Bir Ramazan Bayramı sabahında Resûlullah (sas), mescitte erkek saflarını yara yara hanımların arasına gelmişti. Yanında Bilâl-i Habeşî (ra) vardı. Peygamberimiz (sas) hanımlara özel bir konuşma yaparak sadaka vermelerini emretti. Bilâl elbisesinin eteğini açıp verilen sadakaları toplamaya başladı. Hanımlar Resûlullah’ın (sas) teşvikine uyarak küpelerini ve yüzüklerini çıkarıp Bilâl-i Habeşî’nin (ra) elbisesine bırakıyorlardı.

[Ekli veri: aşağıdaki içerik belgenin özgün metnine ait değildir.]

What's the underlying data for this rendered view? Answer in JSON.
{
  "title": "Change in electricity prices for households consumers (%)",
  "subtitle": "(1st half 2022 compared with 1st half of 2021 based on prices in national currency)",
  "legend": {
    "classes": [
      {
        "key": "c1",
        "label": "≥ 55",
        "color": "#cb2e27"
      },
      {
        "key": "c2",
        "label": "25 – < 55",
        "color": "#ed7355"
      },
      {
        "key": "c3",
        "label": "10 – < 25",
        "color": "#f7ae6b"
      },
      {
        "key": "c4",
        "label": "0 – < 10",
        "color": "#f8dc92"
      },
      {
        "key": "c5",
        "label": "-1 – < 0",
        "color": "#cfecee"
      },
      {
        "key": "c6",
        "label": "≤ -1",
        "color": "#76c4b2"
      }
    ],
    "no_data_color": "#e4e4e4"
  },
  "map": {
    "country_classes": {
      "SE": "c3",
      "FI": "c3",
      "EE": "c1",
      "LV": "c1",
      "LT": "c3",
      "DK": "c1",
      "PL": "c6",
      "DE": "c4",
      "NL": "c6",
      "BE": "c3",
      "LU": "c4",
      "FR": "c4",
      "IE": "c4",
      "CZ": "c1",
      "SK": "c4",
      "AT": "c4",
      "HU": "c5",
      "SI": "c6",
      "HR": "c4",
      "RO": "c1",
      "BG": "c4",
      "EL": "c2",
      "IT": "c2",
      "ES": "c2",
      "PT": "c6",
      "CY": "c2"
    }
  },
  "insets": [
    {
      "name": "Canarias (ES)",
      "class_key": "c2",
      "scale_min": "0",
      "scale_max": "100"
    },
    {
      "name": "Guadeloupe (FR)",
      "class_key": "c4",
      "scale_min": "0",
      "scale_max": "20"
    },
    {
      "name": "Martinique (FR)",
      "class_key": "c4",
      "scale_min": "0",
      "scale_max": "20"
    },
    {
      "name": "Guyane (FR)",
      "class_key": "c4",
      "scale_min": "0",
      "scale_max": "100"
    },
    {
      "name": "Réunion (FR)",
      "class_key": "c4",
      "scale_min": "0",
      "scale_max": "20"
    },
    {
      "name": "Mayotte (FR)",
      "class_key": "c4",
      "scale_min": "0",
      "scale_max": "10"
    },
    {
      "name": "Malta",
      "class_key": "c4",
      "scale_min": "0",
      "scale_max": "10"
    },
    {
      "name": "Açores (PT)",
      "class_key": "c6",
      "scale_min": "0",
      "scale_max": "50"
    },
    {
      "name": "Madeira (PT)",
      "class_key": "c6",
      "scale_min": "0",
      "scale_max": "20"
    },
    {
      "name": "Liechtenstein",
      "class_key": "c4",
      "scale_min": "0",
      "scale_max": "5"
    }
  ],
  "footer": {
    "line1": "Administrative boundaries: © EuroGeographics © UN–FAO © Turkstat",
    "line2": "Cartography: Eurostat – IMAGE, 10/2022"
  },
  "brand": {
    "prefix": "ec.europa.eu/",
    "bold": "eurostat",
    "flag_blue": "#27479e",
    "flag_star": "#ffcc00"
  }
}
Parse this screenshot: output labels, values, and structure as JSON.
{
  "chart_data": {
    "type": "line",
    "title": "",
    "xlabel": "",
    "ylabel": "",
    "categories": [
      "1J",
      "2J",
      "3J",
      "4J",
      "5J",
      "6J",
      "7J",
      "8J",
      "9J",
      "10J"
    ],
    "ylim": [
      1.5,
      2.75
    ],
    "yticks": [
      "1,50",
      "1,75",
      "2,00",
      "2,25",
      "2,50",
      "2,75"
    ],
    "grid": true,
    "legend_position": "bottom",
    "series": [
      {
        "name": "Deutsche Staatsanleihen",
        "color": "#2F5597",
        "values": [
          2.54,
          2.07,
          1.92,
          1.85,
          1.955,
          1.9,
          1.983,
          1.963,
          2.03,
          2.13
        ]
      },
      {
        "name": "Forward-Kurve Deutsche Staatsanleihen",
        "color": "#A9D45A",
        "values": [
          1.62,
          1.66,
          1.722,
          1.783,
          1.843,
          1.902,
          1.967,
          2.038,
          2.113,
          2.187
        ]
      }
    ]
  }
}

Zeyneb es-Sekafiyye, Resûlullah’ın (sas), "Ziynetlerinizden bile olsa infak edin." dediğini duyunca bu emri nasıl yerine getirebileceğini düşünmeye başladı. Eşinin ve ailesinin geçimini kendisi sağlıyordu. Üstelik evinde yetim çocuklar vardı. Onlar için de çalışıyor, gelirini onlara sarf ediyordu. Ailenin maddî yükü neredeyse tamamen onun omuzlarındaydı. Acaba bu harcamaları ile infak etmiş sayılıyor muydu? Bu harcamalar sadaka yerine geçer ve yeterli olur muydu? Eşi Abdullah b. Mes’ûd’a (ra) bu meseleyi Hz. Peygamber’e (sas) sormasını söyledi. Abdullah (ra) ise bizzat Zeyneb’in Resûlullah’a (sas) sormasından yanaydı. Zeyneb bu meselenin cevabını öğrenmek üzere Hz. Peygamber’in (sas) yanına gitti. Kapıda Ukbe b. Amr el-Ensârî’nin eşi Zeyneb ile karşılaştı. O da Allah Resûlü’ne (sas) aynı konuda danışmak için bekliyordu. Peygamberin (sas) kapısının önünde iki hanımın konuştuklarını gören Bilâl (ra), yanlarına geldi. Hanımlar, sormak istedikleri soruyu Bilâl’e (ra) ilettiler ve onu Hz. Peygamber’e (sas) arz etmesini talep ettiler. Bilâl (ra), Peygamber Efendimizin (sas) yanına girdi ve soruyu ona yöneltti. Allah Resûlü (sas) şöyle buyurdu: "Onlar hem sadaka hem de sıla-i rahim sebebiyle iki kat ecir kazanırlar."  Bu durum, asr-ı saadet hanımlarının hem ekonomik güce sahip olduklarını hem de sosyal sorumluluklarını öğrenip yerine getirmeye gayret ettiklerini gözler önüne sermektedir.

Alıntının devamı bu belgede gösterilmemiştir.